To investigate the functional involvement of Meox1 in angiogenic processes, we conducted in vitro endothelial tube formation assays employing primary human umbilical vein endothelial cells (HUVECs) (25) and SV40-immortalized endothelial cells (SVEC4-10) (26) as dual-species model systems ( Figure 4A ). Our functional screening revealed distinct angio-regulatory effects among Meox1-targeting constructs: murine-specific siRNA (si_mMeox1#1) showed negligible impact on endothelial tubulogenic, whereas both si_mMeox1#2 and si_mMeox1#3 demonstrated potent anti-angiogenic efficacy. Parallel human-specific siRNA (si_hMeox1#1) significantly attenuated HUVEC network formation in standardized Matrigel assays ( Figures 4B, E ). Furthermore, quantitative morphometric analysis demonstrated that validated siRNA constructs (si_hMeox1, si_mMeox1#2/3) significantly attenuated vascular arborization complexity, evidenced by reduction in total branches length and decrease in number master segments compared to non-targeting controls ( Figures 4C, D, G ). Taken together, these data suggest Meox1 critically regulates vascular endothelial cell sprouting and tubulogenic.

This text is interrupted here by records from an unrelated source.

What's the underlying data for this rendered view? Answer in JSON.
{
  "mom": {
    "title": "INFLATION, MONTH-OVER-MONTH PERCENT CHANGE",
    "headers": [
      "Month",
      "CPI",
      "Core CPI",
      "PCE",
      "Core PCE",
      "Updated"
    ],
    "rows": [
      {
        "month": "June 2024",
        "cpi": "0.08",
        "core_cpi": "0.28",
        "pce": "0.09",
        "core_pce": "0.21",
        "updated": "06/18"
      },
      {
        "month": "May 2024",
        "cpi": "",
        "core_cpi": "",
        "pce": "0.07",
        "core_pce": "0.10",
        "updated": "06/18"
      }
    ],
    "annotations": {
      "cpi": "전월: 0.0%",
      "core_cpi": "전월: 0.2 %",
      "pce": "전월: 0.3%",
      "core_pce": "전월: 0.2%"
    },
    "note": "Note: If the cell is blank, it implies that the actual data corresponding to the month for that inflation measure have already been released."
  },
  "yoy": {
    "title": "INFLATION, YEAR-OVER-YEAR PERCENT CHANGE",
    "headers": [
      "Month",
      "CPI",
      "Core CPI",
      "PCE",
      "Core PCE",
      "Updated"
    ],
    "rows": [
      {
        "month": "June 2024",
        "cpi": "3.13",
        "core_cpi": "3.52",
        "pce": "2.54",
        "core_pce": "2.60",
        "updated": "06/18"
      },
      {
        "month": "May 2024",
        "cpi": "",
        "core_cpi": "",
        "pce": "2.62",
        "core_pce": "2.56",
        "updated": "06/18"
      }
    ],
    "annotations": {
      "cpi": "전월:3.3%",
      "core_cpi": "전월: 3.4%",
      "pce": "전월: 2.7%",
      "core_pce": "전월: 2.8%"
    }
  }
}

BMS-1 is an inhibitor of PD-1/PD-L1 protein/protein interactions (27, 28). A murine LLC cancer model was employed to investigate the effect of Meox1 consumption on PD-1/PD-L1 blockade therapy. The knockdown of Meox1 by specific siRNA was found to potentiate the sensitivity of LLC tumors to BMS-1, leading to a dramatically reduction in tumor burden ( Figures 5A–G ). Interestingly, mice treated with Meox1 siRNA alone exhibited significantly retarded tumor progression compared with the control group. The IHC results further showed that CD8⁺ T lymphocytes was significantly increased in the group of combined Meox1 knockdown and BMS-1 treatment ( Figures 5H, I ). Collectively, our findings indicated that Meox1 reduction enhanced sensitivity of LLC tumors to PD-1/PD-L1 checkpoint blockade.